图2 不同PANI/CF复合电极在3.5% NaCl溶液中1 mV/s扫速下的CV曲线

Fig.2 CV curves of different PANI/CF composite electrodes in 3.5% NaCl solution at a sweeping rate of 1 mV/s

PANI的通式为[(—B—NH—B—NH—)_y(—B—N=Q=N—)_1-_y]_x, 其中,B和Q分别表示苯型和醌型的C₆H₄环.通过N 1s分峰可进一步得到不同化学状态氮原子的相对含量.附图2(b)为N 1s分峰结果,其中389.5 eV为醌型环中的亚胺氮(—N=)^[13],399.6 eV为苯型环中的胺氮(—NH—)^[14],401.1 eV与402.6 eV为带正电荷的N⁺(氧化胺或质子化亚胺)^[15-16].每个样品中不同化学状态下氮的比例由N 1s分峰确定并列于表2.从表中可以看出H₂SO₄掺杂的 PANI-N=/-NH—最大,表明PANI链中约有30%的醌式环和70%的苯式环;HCl掺杂的PANI-N=/-NH—最小,约有20%的醌式环和80%的苯式环.由N⁺/N可知,各类酸的掺杂水平基本一致,在32%~34%.
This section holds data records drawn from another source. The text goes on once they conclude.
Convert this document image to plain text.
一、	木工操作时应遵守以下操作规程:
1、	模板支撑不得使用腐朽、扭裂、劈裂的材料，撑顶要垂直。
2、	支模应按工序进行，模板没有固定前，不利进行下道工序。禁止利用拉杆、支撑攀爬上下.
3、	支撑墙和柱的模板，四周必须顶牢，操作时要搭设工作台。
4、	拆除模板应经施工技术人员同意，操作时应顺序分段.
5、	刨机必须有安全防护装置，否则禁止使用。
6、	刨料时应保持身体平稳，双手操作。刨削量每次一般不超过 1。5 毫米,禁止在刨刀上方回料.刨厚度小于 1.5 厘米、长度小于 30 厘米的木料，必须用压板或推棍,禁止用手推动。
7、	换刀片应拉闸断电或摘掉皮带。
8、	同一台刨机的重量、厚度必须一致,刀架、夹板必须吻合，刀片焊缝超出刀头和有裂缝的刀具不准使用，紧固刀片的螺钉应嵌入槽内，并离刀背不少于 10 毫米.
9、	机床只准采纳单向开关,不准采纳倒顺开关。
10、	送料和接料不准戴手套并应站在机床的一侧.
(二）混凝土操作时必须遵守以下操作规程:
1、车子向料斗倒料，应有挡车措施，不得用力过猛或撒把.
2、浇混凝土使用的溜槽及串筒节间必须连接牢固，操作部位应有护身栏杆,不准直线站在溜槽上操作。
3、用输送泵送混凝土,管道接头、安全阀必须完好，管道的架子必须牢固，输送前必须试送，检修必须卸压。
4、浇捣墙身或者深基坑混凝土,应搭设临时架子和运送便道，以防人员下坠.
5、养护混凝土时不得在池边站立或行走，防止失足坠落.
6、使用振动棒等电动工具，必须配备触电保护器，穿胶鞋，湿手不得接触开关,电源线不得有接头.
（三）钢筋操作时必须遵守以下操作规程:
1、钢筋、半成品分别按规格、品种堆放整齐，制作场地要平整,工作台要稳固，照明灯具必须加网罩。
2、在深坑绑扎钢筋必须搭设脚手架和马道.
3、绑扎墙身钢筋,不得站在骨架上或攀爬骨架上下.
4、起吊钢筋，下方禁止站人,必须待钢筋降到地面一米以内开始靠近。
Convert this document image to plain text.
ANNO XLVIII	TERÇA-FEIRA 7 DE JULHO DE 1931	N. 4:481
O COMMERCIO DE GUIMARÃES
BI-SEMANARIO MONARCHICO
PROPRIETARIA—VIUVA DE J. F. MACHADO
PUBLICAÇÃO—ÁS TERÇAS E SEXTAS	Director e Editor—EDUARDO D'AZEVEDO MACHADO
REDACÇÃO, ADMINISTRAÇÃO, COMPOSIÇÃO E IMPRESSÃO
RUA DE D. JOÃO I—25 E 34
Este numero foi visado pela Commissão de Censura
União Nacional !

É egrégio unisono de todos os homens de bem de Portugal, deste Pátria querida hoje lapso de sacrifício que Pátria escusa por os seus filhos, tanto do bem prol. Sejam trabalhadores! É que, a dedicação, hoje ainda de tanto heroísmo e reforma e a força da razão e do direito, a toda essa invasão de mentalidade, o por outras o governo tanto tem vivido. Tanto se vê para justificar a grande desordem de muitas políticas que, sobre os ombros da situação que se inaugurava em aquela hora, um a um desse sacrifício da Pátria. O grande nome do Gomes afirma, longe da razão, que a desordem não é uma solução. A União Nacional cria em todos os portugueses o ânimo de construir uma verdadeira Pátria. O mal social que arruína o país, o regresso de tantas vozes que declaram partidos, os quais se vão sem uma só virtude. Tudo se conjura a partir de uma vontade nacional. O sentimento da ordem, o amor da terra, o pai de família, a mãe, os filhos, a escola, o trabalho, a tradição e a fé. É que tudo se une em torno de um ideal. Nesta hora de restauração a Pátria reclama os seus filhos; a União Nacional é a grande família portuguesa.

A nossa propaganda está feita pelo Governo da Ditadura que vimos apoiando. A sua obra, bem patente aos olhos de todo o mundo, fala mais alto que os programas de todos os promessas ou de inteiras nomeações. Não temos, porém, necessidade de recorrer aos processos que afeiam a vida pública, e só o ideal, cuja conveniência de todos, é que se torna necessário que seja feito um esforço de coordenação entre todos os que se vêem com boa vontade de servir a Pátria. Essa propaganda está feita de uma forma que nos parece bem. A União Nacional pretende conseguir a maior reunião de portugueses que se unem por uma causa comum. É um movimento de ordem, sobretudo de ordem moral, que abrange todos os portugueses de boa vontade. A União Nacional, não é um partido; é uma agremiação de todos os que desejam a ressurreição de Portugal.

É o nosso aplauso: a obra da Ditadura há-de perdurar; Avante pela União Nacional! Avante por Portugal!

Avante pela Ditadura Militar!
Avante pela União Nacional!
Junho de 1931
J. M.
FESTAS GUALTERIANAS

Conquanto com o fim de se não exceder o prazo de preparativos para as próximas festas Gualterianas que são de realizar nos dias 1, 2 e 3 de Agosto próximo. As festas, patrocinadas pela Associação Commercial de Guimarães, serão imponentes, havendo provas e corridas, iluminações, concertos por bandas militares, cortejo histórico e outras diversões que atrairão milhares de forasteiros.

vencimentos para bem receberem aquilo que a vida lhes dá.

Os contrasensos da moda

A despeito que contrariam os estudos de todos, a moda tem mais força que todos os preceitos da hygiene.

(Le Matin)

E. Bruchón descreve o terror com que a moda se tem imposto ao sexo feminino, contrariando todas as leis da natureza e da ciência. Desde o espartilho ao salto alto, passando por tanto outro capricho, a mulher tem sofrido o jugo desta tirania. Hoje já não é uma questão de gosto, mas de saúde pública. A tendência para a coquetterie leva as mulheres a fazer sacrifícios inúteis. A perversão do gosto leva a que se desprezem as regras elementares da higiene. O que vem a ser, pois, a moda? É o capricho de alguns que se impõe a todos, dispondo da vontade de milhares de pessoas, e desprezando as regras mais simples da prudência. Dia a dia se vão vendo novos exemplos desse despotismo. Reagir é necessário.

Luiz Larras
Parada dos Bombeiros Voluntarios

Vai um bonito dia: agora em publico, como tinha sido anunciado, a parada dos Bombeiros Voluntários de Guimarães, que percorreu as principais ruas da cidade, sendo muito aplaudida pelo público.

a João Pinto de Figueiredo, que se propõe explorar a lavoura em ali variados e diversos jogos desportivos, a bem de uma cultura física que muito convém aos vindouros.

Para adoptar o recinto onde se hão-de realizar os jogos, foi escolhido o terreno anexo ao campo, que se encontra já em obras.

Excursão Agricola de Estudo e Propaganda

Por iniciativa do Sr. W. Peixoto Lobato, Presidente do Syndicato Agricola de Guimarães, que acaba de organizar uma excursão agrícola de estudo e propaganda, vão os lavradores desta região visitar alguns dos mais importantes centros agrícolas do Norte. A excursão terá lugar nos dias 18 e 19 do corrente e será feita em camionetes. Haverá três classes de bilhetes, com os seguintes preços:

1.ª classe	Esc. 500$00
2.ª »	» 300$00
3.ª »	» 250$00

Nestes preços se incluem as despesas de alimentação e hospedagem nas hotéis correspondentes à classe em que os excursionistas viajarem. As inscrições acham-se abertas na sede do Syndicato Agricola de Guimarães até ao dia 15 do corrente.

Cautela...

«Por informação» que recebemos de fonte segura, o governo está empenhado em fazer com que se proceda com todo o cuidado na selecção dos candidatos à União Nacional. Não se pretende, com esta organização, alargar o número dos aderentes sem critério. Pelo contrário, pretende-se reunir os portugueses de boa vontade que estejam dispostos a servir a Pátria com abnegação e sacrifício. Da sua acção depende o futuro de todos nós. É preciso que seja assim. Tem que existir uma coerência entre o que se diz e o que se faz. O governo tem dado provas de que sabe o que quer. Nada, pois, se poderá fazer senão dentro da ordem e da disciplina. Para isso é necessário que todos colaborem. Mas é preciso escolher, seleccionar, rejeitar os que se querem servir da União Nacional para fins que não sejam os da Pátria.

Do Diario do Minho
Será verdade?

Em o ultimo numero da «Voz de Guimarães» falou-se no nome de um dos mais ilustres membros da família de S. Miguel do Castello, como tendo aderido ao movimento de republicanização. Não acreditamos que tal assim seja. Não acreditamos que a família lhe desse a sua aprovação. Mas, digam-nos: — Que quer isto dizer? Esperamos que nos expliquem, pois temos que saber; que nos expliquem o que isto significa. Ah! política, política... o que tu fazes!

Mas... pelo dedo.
表2 精细谱拟合产生的不同氮基团对N 1s光电子谱的贡献

Tab.2 Contribution of different nitrogen groups produced by fine spectrum fitting to N 1s photoelectron spectrum

样品	贡献率/%				贡献值
	—N=	—NH—	N⁺	N⁺/N	—N=/—NH—
	398.5 eV	399.6 eV	401.1 eV 402.6 eV	N⁺/N	—N=/—NH—
PANI/CF-HCl	11.91	55.55	32.54	32.54	0.21
PANI/CF-H₂SO₄	18.51	47.51	33.98	33.98	0.39
PANI/CF-H₃PO₄	15.62	51.82	32.56	32.56	0.30

2.1.3 显微结构分析

碳纤维表面形貌如图1所示.Blank电极表面光滑,仅残留有痕量杂质(见图1(a));PANI/CF-HCl电极表面PANI膜均匀多孔,呈珊瑚礁状(见图1(b));PANI/CF-H₂SO₄电极表面形成不均匀PANI膜(见图1(c));PANI/CF-H₃PO₄电极表面PANI呈现处颗粒状,并存在团聚现象,导致PANI膜厚度不均(见图1(d)).不同酸掺杂得到的PANI形貌有较大差异,这对PANI/CF电极响应电场信号及其他性能可能有较大影响.

2.2 电化学性能分析

2.2.1 循环伏安曲线分析

图2为CV测试结果.图中:I为电流;V为电压,相对于饱和甘汞电极.其中Blank电极CV曲线无氧化还原峰,呈电容特性;PANI/CF电极的CV曲线均可观察到PANI由离子掺杂和脱掺杂引起的氧化还原峰.在该过程中,电位正方向扫描时,掺杂PANI中的原有掺杂离子释放,并伴随对溶液中阴离子的掺杂,电位反转时,新掺杂离子被重新释放;电位负方向扫描时质子被吸收,并在电位逆转后从聚合物膜中释出^[17].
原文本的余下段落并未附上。